Japanese Nuclear Roundup: Explosion Did Not Break Reactor Core


With the situation in Fukushima, Japan evolving rapidly, it’s difficult to keep up the nuclear power plant’s status straight when reports of the system’s cooling arrive simultaneously with video of the plant exploding, but conflicting reports are noting both that the explosion did not occur in the reactor’s core, but that radioactive elements were found outside of it.

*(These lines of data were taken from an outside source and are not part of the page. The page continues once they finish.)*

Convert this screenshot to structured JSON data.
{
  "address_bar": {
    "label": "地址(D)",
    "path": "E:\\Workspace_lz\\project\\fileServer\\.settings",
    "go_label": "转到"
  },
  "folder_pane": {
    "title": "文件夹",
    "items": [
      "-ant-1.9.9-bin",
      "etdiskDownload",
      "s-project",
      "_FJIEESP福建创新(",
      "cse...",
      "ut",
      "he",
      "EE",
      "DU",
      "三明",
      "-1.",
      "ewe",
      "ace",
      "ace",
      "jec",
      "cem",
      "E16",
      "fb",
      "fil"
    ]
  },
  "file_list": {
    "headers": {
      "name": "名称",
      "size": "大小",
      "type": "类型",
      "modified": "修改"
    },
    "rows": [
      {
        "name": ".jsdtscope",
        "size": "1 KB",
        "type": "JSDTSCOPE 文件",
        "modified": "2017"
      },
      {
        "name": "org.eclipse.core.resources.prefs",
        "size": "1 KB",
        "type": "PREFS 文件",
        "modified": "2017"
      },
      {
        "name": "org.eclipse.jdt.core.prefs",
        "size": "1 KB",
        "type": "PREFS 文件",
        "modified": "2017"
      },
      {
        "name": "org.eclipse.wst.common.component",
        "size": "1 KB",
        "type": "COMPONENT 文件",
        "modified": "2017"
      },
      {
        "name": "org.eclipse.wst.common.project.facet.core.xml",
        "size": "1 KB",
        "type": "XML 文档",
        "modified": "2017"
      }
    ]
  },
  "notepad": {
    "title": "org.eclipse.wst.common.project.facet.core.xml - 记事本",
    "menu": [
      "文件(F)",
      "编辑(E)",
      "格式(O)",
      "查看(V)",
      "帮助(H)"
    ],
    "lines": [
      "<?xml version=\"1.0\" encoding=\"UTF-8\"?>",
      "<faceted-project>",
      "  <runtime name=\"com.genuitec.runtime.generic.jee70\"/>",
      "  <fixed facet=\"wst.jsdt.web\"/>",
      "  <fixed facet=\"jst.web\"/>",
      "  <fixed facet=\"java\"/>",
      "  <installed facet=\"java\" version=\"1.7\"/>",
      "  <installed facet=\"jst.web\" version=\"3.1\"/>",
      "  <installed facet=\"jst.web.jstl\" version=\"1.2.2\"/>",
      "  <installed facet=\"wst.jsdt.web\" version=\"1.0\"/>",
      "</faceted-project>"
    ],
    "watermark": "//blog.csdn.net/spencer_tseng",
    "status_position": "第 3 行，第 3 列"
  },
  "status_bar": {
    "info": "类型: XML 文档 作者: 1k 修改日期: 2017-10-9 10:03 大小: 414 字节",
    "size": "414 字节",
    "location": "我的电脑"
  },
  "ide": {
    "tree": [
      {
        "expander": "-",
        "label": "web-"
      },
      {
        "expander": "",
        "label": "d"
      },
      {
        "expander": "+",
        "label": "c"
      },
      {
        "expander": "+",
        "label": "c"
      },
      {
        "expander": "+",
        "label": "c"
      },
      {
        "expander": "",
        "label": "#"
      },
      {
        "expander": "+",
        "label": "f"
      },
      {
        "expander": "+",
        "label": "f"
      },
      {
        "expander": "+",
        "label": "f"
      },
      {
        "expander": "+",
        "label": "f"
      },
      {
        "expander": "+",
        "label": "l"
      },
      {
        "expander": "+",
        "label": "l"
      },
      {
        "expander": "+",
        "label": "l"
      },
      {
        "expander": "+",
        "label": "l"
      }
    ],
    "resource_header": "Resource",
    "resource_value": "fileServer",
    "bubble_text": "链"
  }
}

Hot Air does a nice job of collecting the most recent relevant updates, and they are not pretty:

  • Yes, a massive explosion was filmed emanating from the power plant. It is unclear what the nature of the explosion is at the moment, but it appears to have destroyed the building housing the reactor (though not its metal encasing within the building).
  • The main mechanism to cool the reactor appears to be dumping seawater into it to cool the metal rods in the core. Chief Cabinet Secretary Yukio Edano expressed optimism about this measure: “I think we can get this under control” through the addition of the seawater, he announced at a press conference.
  • From the same press conference, Al-Jazeera reports Edano confirming that the explosion did not occur inside the nuclear reactor, although it damaged the building containing it. Therefore, the probability the explosion was of a radioactive nature is less likely.
  • However, Kyodo News is also reporting that cesium, a radioactive element, has been found outside of the reactor. No radioactive materials should be found outside the reactor core (a key mistake in the Chernobyl disaster was that the chief in charge of the plant ignored reports that uranium was found outside of the plant).
  • Meanwhile, in the actual city of Fukushima, the populace within a 12-mile radius has been evacuated due to the possibility of a meltdown.